Jakarta, TAMBANG – Pemerintah resmi melarang pembangunan Pembangkit Listrik Tenaga Uap (PLTU) melalui Peraturan Presiden Nomor 112 Tahun 2022 Tentang Percepatan Pengembangan Energi Terbarukkan Untuk Penyediaan Tenaga Listrik.
“Dengan teknologi yang kita pahami saat ini, PLTU yang menggunakan batu bara merupakan pembangkit listrik yang menghasilkan emisi, maka kita stop untuk pembangunan pembangkit baru, namun perekonomian tidak boleh terganggu dengan upaya-upaya ini,” ujar Direktur Jenderal EBTKE, Dadan Kusdiana dalam keterangannya, dikutip Senin (26/9).
Menurut Dadan, dengan adanya aturan anyar ini, pemerintah akan mempercepat pembangunan pembangkit listrik rendah emisi dan ramah lingkungan. Dia juga memastikan bahwa PLTU yang sedang berjalan tidak akan terganggu.
“Tidak perlu khawatir kita kekurangan listrik sesuai dengan kebutuhan sekarang,” ungkap Dadan.
“Berdasarkan Perpres 112 tahun 2022 bahwa pembangunan pembangkit listrik akan dilakukan secara selektif dan pembangunan pembangkit bersumber dari EBT ditargetkan berjalan beriringan,” ujarnya.
Kata dia, pengembangan PLTU baru dilarang kecuali untuk PLTU yang telah ditetapkan dalam Rencana Usaha Penyediaan Tenaga Listrik sebelum berlakunya Perpres ini atau bagi PLTU yang memenuhi persyaratan sebagai berikut:
1. Terintegrasi dengan industri yang dibangun berorientasi untuk peningkatan nilai tambah sumber daya alam atau termasuk dalam Proyek Strategis Nasional yang memiliki kontribusi besar terhadap penciptaan lapangan kerja dan/atau pertumbuhan ekonomi nasional.
2. Berkomitmen untuk melakukan pengurangan emisi gas rumah kaca minimal 35% (tiga puluh lima persen) dalam jangka waktu 1O (sepuluh) tahun sejak PLTU beroperasi dibandingkan dengan rata-rata emisi PLTU di Indonesia pada tahun 2O2l melalui pengembangan teknologi, carbon offset, dan/atau bauran Energi Terbarukan.
3. Beroperasi paling lama sampai dengan tahun 2050.
Penghentian dan pembangunan PLTU secara selektif merupakan salah satu program untuk memenuhi komitmen penurunan Gas Rumah Kaca (GRK) sebesar 29% di ahun 2030, atau bisa lebih tinggi dengan kerja sama dengan pihak internasional, serta mencapai target Net Zero Emission (NZE) tahun 2060 atau lebih cepat.

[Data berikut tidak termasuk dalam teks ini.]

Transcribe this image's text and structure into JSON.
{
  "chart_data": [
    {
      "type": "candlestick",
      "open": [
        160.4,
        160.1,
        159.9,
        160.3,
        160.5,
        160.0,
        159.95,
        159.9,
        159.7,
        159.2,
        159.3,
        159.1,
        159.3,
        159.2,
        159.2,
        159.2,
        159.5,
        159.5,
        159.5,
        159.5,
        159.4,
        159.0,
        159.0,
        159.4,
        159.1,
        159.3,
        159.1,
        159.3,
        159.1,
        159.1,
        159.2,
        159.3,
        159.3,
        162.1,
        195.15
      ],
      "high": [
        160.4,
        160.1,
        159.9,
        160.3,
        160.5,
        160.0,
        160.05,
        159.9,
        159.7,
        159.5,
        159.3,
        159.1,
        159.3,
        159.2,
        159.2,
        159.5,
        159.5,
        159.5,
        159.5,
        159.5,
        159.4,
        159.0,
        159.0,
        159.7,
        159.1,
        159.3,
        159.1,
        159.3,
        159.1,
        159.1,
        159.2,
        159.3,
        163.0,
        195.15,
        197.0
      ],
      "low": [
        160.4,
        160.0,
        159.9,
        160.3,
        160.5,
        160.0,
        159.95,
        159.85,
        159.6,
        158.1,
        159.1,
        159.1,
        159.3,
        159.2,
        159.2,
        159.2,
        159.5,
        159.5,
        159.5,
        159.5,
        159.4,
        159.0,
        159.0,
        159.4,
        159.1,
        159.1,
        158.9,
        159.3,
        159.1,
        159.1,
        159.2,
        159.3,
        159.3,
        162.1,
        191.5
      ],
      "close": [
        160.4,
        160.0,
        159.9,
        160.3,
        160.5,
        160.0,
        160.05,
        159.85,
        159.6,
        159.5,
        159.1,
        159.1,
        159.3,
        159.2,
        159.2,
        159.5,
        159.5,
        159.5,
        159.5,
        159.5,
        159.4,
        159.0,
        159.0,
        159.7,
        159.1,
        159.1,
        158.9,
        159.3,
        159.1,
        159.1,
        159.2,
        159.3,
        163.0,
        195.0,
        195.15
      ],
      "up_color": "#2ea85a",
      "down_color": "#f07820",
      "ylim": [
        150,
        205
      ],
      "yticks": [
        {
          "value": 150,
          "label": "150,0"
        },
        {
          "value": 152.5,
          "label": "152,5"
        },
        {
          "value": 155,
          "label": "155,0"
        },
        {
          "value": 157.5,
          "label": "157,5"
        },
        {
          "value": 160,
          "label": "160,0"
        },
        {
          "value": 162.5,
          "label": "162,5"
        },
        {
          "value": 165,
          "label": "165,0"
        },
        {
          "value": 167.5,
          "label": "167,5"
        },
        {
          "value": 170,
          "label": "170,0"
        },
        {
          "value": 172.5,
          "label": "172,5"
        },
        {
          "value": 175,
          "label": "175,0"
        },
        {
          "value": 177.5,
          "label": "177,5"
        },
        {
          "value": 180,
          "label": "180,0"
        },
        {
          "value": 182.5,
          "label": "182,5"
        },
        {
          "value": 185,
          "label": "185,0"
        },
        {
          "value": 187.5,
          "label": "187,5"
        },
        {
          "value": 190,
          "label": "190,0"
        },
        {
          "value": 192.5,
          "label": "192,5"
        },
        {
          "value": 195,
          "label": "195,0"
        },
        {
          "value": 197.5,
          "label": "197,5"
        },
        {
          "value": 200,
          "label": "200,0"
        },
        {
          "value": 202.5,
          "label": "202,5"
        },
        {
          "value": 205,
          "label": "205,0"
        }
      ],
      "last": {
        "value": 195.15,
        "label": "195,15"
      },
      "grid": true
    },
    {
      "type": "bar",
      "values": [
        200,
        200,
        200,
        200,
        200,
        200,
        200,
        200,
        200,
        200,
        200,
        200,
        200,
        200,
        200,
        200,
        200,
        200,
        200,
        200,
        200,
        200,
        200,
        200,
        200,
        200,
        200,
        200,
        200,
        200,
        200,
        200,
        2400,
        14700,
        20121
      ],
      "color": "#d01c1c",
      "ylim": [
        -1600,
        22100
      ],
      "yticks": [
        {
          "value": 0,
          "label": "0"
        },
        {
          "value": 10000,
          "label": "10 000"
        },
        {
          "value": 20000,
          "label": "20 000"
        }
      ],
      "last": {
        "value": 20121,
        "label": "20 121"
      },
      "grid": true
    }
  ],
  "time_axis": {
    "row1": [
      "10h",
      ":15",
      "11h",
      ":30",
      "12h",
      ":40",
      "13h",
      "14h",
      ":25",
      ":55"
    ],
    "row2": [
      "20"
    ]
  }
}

Terkait penentuan tarif yang ditentukan dalam Perpres berdasar pada nilai keekonomian. Prinsip yang berjalan sekarang, yaitu patokan BPP yang berlaku di wilayah tersebut.
Dadan mengungkapkan, Pemerintah berusaha mengkombinasikan seluruh sumber EBT supaya bisa dimanfaatkan di tanah air agar EBT menjadi sumber energi utama khususnya pembangkit listrik di dalam negeri.
Menurutnya, Perpres 112 tahun 2022 memang disusun dengan pendekatan nilai keekonomian per jenis pembangkit. Penentuan tarifnya dilakukan dengan memperhatikan masukan dari para stakeholder.